Abstract

El Niño/Southern Oscillation (ENSO) is a complex coupled ocean-atmosphere event, usually manifested as an abnormal increase or decrease in Sea Surface Temperature (SST) in the equatorial Pacific Ocean. ENSO is one of the critical factors causing global climate extremes and ecosystem turbulence. Therefore, long-term robust ENSO predictions are essential for people’s productive life and social development. The statistical and dynamic models still face challenges in making long-lead-time ENSO forecasts, and the accuracy can be improved.
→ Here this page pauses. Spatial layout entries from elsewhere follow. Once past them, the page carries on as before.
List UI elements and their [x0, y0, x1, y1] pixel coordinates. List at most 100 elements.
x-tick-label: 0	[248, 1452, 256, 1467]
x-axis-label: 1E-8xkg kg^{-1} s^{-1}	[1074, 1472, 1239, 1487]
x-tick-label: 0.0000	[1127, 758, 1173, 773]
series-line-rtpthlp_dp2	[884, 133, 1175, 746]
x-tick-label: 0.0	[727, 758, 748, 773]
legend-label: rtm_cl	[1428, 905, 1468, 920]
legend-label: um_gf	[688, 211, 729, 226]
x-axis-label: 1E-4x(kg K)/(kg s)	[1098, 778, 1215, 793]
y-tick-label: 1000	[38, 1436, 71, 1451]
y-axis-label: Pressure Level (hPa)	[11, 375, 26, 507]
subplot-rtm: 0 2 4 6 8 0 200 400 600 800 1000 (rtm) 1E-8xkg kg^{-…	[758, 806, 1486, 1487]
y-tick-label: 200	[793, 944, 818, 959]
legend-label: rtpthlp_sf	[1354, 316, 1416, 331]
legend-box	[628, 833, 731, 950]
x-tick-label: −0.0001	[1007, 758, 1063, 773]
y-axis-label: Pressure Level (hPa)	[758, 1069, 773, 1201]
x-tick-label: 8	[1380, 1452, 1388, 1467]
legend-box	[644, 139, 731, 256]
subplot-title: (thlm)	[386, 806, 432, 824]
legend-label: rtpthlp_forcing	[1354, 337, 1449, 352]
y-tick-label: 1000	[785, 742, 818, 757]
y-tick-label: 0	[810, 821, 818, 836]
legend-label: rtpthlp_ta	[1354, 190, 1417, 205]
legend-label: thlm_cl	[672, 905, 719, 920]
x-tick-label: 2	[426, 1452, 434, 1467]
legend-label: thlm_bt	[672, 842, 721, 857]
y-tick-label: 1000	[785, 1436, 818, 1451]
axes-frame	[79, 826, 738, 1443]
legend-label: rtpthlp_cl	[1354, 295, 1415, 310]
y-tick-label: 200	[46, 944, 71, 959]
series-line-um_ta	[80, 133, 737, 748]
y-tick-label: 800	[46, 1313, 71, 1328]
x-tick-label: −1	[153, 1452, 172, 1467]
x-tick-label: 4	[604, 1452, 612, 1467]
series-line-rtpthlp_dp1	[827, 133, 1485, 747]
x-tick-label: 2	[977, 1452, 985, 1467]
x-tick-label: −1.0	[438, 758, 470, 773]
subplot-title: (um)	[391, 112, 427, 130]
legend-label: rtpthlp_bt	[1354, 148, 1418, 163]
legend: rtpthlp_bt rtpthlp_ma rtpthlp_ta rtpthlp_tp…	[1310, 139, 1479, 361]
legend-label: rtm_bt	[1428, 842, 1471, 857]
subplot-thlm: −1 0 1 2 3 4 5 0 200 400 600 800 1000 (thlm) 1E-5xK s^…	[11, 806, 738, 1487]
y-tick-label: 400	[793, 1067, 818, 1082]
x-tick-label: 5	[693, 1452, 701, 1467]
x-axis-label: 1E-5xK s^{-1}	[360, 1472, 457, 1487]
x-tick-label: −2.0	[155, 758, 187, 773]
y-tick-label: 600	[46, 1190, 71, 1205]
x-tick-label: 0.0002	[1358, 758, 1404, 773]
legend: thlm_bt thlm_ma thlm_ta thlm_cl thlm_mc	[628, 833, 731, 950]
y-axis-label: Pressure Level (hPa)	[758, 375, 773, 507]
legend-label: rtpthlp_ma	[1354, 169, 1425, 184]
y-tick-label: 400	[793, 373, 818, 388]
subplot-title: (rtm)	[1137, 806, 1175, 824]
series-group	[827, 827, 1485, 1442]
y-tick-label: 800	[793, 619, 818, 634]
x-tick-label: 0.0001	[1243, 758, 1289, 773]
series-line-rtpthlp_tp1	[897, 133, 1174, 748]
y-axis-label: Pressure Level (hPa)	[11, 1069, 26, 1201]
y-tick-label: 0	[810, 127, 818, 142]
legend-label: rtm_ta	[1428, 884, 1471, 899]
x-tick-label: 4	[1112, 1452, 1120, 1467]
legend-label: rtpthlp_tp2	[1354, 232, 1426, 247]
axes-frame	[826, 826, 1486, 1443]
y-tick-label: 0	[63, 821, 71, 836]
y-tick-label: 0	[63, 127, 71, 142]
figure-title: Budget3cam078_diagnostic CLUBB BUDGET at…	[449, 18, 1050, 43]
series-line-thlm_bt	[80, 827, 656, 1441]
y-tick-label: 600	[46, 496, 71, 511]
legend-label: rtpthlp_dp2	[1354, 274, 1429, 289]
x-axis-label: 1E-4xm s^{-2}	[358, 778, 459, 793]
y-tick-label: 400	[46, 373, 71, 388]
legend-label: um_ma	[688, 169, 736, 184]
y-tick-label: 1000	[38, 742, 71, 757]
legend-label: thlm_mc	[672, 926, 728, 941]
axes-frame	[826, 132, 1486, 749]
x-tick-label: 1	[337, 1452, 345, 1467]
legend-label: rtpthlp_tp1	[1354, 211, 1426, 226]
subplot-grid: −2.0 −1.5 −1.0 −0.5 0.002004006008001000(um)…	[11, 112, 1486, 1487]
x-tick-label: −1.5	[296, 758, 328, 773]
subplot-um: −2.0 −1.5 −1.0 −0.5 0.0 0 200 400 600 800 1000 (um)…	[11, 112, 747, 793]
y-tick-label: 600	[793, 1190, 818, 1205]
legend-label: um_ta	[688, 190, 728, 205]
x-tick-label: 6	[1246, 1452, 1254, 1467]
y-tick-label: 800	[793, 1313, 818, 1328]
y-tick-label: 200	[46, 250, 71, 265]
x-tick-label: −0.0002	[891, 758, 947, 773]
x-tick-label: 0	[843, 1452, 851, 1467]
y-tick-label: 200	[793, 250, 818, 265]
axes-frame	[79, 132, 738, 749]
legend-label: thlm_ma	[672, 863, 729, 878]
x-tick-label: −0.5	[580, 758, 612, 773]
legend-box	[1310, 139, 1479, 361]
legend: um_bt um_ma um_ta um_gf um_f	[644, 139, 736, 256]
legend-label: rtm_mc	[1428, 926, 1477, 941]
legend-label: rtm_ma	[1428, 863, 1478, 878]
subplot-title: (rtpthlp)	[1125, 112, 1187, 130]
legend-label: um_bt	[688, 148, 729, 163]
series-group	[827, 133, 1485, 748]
Here, we have created three innovative efforts for ENSO forecasting: (1) To compensate for the lack of Remote Sensing (RSS) dataset, we apply transfer learning with the large SST dataset simulated from the LASG/IAP Climate Ocean Model Version 3 (LICOM3). (2) We propose a novel encoder-decoder structure with multiple Spatiotemporal prediction units (ST-Pred) named ED-PredRNN. The ST-Pred changes the original transfer direction by adding spatiotemporal memory cells, allowing the model to extract more information. (3) To reduce the memory bandwidth load, we use FP32 and FP16 mixed-precision computing methods to improve model training and inference speed.The result shows that during 2011–2020 verification period, the correlation skills of the Niño 3.4 index predicted by ED-PredRNN are over 0.77/0.64/0.53 within the lead time of 6/12/18 months respectively, which is superior to existing statistical models. Also, the precise predictions of the El Niño event (such as 2015/16) and the La Niña event (such as 2010/11), as well as a reasonable forecast for neutral ENSO conditions (2014), demonstrate the effectiveness and superiority of our proposed model.